One of the state court judges noted that without a lawyer, too many people now come into court behaving and talking badly—disrespecting the process, each other, and the judicial context. The internet has been a bad influence on people's attitudes, civility, and behavior.  Other state and federal judges concurred.

Court is not a place where you have a family-style argument with the people on the other side of your lawsuit. You are there because you could not work it out or could not be civil to each other before. Now you require a referee (a judge) and a ruler. And you do not want to annoy the person who is going to decide your case.

Be quiet. Listen. Behave. Be civil.

The federal judge made several interesting observations.  A judge needs to be willing to listen and to be open to the facts. Would you want your case decided where the other side just makes stuff up, no proof, no documents, no facts? The facts and a good argument can change a point of view about a case. Cases and decisions are fact-based, and a judge listens to both sides. Court is not a free-for-all.  Litigants, attorneys and judges all need a structure that is uniform, predictable, and fair to the parties without favoritism of one over the other.
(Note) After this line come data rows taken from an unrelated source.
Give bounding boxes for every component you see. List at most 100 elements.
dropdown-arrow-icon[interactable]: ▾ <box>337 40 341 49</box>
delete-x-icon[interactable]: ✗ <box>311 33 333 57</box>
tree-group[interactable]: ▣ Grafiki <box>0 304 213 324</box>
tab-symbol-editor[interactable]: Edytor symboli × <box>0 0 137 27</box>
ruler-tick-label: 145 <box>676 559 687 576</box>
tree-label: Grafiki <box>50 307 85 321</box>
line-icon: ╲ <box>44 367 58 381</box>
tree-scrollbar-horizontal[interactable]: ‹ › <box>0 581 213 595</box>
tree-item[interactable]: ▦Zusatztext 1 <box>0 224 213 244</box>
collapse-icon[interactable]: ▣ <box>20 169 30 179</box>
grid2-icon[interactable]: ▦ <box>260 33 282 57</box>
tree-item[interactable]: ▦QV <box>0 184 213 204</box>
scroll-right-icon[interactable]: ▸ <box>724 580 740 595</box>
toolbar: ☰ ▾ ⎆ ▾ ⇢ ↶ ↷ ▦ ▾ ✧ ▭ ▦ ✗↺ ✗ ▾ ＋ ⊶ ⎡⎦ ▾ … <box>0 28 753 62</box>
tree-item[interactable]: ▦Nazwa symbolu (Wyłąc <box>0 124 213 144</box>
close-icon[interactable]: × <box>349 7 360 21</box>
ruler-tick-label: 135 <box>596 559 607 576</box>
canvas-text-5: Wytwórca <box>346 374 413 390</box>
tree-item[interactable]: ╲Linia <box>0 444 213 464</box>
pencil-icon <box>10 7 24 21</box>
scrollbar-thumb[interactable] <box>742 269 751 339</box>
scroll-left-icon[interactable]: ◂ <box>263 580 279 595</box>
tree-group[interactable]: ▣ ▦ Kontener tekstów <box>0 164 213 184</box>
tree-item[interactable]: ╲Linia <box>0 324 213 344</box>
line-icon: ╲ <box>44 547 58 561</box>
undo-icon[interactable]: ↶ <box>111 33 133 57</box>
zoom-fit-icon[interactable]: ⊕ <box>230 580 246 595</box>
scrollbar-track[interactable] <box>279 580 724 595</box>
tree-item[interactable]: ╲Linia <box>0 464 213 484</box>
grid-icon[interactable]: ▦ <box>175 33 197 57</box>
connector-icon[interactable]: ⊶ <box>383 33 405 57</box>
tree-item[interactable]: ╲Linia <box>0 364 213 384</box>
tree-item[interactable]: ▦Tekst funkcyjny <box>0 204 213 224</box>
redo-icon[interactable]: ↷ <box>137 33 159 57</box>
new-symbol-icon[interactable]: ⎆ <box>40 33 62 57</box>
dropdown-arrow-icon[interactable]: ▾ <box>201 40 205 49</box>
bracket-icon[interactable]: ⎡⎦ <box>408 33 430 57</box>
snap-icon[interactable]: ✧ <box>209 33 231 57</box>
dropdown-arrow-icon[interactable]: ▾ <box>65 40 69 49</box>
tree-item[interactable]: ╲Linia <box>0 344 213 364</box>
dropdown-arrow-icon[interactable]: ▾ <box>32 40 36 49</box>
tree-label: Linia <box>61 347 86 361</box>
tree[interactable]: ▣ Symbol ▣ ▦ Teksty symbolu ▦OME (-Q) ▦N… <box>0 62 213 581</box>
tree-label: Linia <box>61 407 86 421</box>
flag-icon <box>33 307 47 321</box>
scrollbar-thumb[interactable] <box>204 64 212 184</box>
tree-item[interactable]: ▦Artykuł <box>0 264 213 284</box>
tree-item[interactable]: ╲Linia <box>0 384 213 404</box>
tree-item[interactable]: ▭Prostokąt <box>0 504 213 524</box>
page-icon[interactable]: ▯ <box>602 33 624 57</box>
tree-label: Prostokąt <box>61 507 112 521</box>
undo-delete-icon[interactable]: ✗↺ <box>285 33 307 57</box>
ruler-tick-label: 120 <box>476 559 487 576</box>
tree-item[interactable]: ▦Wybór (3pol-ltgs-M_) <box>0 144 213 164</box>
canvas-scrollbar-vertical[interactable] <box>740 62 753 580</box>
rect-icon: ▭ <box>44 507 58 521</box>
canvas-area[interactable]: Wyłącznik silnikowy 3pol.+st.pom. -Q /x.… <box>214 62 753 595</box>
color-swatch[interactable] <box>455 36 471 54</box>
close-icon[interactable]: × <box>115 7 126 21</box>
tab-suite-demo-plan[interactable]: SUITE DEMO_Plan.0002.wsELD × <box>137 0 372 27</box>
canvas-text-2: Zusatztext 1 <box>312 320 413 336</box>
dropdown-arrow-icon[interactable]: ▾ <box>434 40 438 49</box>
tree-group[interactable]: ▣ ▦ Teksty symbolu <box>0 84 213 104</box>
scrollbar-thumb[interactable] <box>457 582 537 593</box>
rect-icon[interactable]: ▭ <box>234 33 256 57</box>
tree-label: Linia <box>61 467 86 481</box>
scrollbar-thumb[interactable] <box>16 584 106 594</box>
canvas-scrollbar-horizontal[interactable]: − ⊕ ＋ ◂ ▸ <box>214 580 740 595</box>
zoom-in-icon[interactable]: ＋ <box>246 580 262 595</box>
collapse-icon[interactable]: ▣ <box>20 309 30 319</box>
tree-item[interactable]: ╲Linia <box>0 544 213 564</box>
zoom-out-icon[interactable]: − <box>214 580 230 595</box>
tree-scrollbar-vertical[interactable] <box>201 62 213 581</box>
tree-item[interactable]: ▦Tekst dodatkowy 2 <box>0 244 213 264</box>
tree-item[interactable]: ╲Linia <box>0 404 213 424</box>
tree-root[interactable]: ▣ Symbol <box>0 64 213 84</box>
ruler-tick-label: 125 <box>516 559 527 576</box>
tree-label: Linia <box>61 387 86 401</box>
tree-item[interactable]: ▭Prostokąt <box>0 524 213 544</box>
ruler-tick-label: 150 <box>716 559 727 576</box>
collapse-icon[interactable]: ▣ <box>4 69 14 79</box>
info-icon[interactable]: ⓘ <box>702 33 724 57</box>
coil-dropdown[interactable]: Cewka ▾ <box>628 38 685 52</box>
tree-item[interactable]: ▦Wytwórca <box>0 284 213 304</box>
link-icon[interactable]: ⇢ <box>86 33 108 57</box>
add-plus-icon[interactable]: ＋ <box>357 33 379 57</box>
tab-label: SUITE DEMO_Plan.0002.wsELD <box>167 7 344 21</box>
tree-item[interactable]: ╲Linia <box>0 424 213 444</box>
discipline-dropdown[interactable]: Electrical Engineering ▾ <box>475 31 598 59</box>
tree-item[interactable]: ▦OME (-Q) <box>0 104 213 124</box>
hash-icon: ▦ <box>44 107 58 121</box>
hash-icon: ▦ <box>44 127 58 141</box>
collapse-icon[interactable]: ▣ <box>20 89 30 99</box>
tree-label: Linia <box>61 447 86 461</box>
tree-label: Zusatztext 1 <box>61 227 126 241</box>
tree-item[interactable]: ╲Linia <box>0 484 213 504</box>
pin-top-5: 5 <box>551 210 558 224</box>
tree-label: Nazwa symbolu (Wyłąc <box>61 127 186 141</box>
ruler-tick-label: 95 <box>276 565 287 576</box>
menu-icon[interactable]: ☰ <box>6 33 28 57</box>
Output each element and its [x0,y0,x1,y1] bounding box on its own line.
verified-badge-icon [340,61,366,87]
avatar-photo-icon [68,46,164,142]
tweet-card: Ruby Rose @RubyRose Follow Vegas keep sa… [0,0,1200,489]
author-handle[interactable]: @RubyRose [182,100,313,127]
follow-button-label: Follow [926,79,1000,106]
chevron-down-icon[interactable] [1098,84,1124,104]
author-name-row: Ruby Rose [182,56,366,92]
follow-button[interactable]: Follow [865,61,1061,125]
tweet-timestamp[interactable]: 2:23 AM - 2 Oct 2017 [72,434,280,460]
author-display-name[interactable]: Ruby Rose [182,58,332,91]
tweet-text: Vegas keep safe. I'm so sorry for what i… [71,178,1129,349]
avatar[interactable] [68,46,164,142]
These are the ideals, the standards that legal professionals strive for day after day.

The local chief federal judge read from the Preamble to the U.S. Constitution and discussed the document. The Preamble is an introduction and statement of purpose. It provides context to the Articles and Bill of Rights that follow.

"We the People of the United States, in Order to form a more perfect Union,

establish Justice,

insure domestic Tranquility,

provide for the common defense,

promote the general Welfare, and

secure the Blessings of Liberty to ourselves and our Posterity,

do ordain and establish this Constitution for the United States of America."



The rule of law and an independent judiciary are foundations of this country, this nation as a people. It is what unites us as a country.

I quoted back to one of the federal judges the observation of an engineer friend: What engineers and lawyers share in common is an appreciation for process.

The judicial process is a learning experience for judges, the ones that are open to listen, open to the facts—as they should be. Lawyers are educators as well. And judges decide after listening and being educated about the specifics of the case.

As a judge early in my court career said to us as opposing attorneys in a case, “What is sauce for the goose, is sauce for the gander.” (Hon. Ted Dachenhausen, J.S.C.). Things cut both ways. If you want it this way once, you will get it that way the next time even when you don’t want it. The same rule applies in the same or similar situations.

Our system of law works on principles. They help make law and our personal behavior and societal conduct predictable, safe, and civil.